The impulse can be viewed as a version of the old Delphic injunction: Know Thyself, now updated as Know Thine Quantified Self: Quantify what I do with my body, time, money, relationships, traveling, reading, corresponding, driving, eating… From there, many derivations come to mind, such as probabilistic diagnoses about my health, financial situation, career, and marriage. Or I could put my data in turnaround, mandate a broker to shop facets of my refined profile to the top agencies.
Even if we set aside mounds of unresolved implementation details, objections arise. A key member of my family pointedly asks how much do we really want to know about ourselves?
This reminds me of a conversation I once had with a politely cynical Parisian tailor. I ventured that he could help his customers choose a suit by snapping a picture and displaying it on a 80” flat screen TV in portrait mode. My idea was that the large scale digital picture would offer a much more realistic, a more objective image than does a look in the mirror. The customer would be able to see himself as others see him, what effect the new suit would produce – which, after all, is the point of new duds.
“No way,” said the Parisian fashionista, “are you nuts? My customers, you included,” he tartly added, “really don’t want the cruel truth about their aging bodies…”
Still, I’m curious. And not just about the shape and color of the data exhaust that I leave in my wake, about the truths — pleasant or embarrassing — that might be revealed. I’m curious about the types of companies, services, and business models that would emerge from this arrangement. Even more fascinating: How would the ability to mine and sell our own data affect our cultural vocabulary and social genetics?

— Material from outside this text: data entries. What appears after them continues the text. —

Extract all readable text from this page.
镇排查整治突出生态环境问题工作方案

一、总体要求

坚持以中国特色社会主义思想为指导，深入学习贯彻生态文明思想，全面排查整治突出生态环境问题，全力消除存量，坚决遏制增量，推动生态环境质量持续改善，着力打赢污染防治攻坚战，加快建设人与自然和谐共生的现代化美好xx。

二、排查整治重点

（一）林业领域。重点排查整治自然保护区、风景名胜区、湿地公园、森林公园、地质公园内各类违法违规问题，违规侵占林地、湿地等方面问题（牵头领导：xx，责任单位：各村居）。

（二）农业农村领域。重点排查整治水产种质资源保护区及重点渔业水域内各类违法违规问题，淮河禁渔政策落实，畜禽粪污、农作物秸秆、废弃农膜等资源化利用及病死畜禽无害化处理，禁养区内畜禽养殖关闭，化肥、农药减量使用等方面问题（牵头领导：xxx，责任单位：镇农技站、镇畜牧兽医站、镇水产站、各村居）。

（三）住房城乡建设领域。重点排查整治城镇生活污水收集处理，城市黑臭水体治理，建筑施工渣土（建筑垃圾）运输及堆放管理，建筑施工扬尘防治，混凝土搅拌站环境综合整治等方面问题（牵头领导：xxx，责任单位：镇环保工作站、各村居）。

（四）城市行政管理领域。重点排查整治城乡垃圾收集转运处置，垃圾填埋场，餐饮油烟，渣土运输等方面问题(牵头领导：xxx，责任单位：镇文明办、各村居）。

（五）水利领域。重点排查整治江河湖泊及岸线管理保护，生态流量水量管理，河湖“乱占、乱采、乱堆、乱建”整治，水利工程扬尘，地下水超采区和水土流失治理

PS: As offered here, I recently downloaded my Facebook data set. The data doesn’t appear to be very revealing, but that could be the result of my low Facebook involvement — I’m not a very active user. I’d be curious to see the size and detail level associated with a more involved participant.
PPS: I’ll be on the road, literally, for the next three weeks and may or may not be able to post during that time.